Chronic treatments with aspirin or acetaminophen reduce both the development of polyarthritis and Fos-like immunoreactivity in rat lumbar spinal cord.

We have previously shown that during the development of adjuvant-induced arthritis (AIA), and without any peripheral stimulation, the number of Fos-like immunoreactive (Fos-LI) neurons in lumbar spinal cord increases in parallel with the clinical and behavioral signs of the disease and peaks 3 weeks after the inoculation which corresponds to the maximal stage of hyperalgesia (Abbadie and Besson 1992a). The aim of this study was to evaluate the suitability of the Fos-LI technique to gauge the effects of the two most prescribed analgesics, aspirin and acetaminophen (paracetamol), on spinal cord neurons of polyarthritic rats.
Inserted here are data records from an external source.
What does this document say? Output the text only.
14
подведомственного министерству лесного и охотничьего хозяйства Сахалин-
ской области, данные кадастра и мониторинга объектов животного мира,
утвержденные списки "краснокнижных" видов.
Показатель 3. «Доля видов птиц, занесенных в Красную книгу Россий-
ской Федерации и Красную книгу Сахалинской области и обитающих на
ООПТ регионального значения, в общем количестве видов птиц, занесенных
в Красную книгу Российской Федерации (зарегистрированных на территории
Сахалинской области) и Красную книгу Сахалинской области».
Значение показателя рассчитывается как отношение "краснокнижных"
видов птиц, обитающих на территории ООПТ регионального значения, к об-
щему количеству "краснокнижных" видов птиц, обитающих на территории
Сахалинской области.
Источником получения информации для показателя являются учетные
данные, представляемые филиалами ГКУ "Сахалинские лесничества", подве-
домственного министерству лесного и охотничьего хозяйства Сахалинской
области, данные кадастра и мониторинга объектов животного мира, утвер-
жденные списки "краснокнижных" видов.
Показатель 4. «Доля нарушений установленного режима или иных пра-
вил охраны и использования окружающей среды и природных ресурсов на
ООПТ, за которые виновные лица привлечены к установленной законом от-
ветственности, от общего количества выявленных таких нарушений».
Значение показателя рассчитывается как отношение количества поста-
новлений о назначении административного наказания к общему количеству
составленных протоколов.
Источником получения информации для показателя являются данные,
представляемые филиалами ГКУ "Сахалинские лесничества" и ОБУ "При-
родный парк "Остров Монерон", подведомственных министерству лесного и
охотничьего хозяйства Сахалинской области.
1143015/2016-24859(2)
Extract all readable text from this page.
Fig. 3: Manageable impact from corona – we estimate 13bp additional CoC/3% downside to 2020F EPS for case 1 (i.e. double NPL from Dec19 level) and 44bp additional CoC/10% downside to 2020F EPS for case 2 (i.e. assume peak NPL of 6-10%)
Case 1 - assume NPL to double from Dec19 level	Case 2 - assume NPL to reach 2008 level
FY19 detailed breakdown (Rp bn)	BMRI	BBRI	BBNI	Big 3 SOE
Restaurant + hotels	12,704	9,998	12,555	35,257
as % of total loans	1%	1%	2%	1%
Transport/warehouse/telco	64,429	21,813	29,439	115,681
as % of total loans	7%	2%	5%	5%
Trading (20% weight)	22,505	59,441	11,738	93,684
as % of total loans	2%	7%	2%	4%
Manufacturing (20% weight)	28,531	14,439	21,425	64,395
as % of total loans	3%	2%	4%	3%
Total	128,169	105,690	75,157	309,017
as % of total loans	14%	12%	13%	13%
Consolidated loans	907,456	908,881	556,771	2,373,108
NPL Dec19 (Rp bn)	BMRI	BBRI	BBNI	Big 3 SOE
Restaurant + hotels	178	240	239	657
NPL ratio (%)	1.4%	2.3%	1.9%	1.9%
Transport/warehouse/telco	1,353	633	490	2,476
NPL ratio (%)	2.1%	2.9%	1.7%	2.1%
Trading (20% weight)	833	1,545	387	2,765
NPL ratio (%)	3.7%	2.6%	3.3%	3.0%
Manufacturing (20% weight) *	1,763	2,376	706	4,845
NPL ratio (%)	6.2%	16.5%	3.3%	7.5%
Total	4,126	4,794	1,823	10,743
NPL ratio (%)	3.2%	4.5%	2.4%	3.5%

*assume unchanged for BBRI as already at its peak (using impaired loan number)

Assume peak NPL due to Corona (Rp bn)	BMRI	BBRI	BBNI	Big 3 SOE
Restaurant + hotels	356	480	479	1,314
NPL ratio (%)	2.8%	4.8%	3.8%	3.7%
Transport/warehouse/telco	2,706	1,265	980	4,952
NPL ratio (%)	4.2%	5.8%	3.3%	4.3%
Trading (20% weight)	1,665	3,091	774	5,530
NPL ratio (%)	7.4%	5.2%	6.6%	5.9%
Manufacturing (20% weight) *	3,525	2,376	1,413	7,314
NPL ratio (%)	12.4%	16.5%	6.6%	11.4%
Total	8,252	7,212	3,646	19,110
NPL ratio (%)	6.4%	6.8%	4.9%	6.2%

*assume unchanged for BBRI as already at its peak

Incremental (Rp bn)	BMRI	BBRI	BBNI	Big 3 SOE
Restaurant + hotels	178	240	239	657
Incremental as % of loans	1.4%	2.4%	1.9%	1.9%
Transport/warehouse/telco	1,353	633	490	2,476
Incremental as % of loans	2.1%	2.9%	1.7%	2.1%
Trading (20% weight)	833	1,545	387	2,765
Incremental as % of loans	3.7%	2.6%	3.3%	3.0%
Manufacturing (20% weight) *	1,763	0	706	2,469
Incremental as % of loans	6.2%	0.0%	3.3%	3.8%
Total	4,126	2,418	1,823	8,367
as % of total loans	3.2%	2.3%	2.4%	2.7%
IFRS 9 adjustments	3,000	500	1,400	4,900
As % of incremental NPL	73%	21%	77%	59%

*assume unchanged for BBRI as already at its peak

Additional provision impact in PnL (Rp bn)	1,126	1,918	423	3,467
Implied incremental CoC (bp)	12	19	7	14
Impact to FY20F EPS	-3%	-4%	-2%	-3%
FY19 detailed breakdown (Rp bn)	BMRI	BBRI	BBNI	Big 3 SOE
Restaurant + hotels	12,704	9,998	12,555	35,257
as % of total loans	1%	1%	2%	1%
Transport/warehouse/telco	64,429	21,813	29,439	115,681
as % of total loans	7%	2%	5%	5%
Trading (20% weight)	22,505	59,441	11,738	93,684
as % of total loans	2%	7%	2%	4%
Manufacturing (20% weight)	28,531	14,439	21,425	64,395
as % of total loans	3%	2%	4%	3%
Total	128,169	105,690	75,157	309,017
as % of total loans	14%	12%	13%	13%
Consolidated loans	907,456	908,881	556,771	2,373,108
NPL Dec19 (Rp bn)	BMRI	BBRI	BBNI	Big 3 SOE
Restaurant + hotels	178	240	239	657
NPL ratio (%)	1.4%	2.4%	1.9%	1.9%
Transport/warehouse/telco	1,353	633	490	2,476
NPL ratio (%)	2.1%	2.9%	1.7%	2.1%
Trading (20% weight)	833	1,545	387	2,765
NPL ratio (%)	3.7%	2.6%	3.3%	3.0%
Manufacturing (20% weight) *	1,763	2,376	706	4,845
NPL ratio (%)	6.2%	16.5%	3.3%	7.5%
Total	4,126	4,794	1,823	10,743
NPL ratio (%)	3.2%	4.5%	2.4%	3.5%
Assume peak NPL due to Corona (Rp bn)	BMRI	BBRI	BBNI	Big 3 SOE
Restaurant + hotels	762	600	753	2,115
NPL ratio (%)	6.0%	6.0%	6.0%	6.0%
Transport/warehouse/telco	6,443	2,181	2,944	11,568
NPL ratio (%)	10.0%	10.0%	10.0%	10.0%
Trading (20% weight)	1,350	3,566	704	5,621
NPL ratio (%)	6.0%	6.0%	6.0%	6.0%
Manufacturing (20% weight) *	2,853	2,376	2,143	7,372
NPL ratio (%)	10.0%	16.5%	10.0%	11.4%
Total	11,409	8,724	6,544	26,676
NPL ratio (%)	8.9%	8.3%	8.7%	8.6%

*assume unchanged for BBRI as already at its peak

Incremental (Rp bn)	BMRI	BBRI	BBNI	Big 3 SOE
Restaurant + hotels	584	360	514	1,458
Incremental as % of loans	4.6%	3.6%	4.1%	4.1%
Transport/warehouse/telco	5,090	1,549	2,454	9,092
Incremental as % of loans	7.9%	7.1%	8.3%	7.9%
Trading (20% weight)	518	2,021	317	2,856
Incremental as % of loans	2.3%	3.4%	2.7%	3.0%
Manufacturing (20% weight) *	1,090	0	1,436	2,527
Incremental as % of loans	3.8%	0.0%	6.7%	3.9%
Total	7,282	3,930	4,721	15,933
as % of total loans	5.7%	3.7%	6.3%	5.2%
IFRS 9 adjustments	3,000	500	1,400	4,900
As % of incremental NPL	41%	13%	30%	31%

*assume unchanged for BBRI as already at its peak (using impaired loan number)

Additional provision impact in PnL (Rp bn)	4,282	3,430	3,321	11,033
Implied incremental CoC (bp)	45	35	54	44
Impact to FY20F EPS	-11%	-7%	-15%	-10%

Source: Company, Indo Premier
The effects of the two drugs were tested on the "evoked" Fos-LI induced by peripheral mechanical noxious stimulus, as well as the effects of a chronic treatment on "basal" Fos-LI appearing during the development of polyarthritis in the absence of any intentional stimulation. We showed that: (1) Fos-LI evoked by ankle stimulation was not modified by either aspirin (150 mg/kg i.v.) or pro-acetaminophen (300 mg/kg i.v.) injection or by a 10-day chronic treatment with acetaminophen (250 or 500 mg/kg/day). (2) Despite the fact that the clinical signs of arthritis were reduced, basal Fos-LI induced by AIA disease was not changed after a 2-week chronic treatment with either aspirin (300 mg/kg/day) or acetaminophen (500 mg/kg/day) starting 3 weeks after AIA inoculation, i.e., at the maximal stage of hyperalgesia and when Fos-LI is maximal. This observation questions the suitability of Fos-LI technique to gauge the effects of mild analgesics. (3) In contrast, when the same chronic treatment was applied during the development of AIA, i.e., 1 week after inoculation, the number of Fos-LI nuclei was significantly decreased (about 50%) in aspirin- and acetaminophen-treated groups as compared to vehicle-treated groups. In parallel, the clinical signs of AIA disease were blocked by the two drug treatments. In addition, 2 weeks after the end of treatment, neither the clinical signs nor the number of Fos-LI increased again. The fact that the two drugs are able to prevent c-fos expression during development of arthritis, but not to interfere with already existing c-fos expression, suggests that for pharmacological investigations this technique should be used with caution. Thus, the potential use of Fos-LI to gauge the effects of non-steroidal antinociceptive drugs and other mild analgesics during chronic disease such as arthritis is discussed.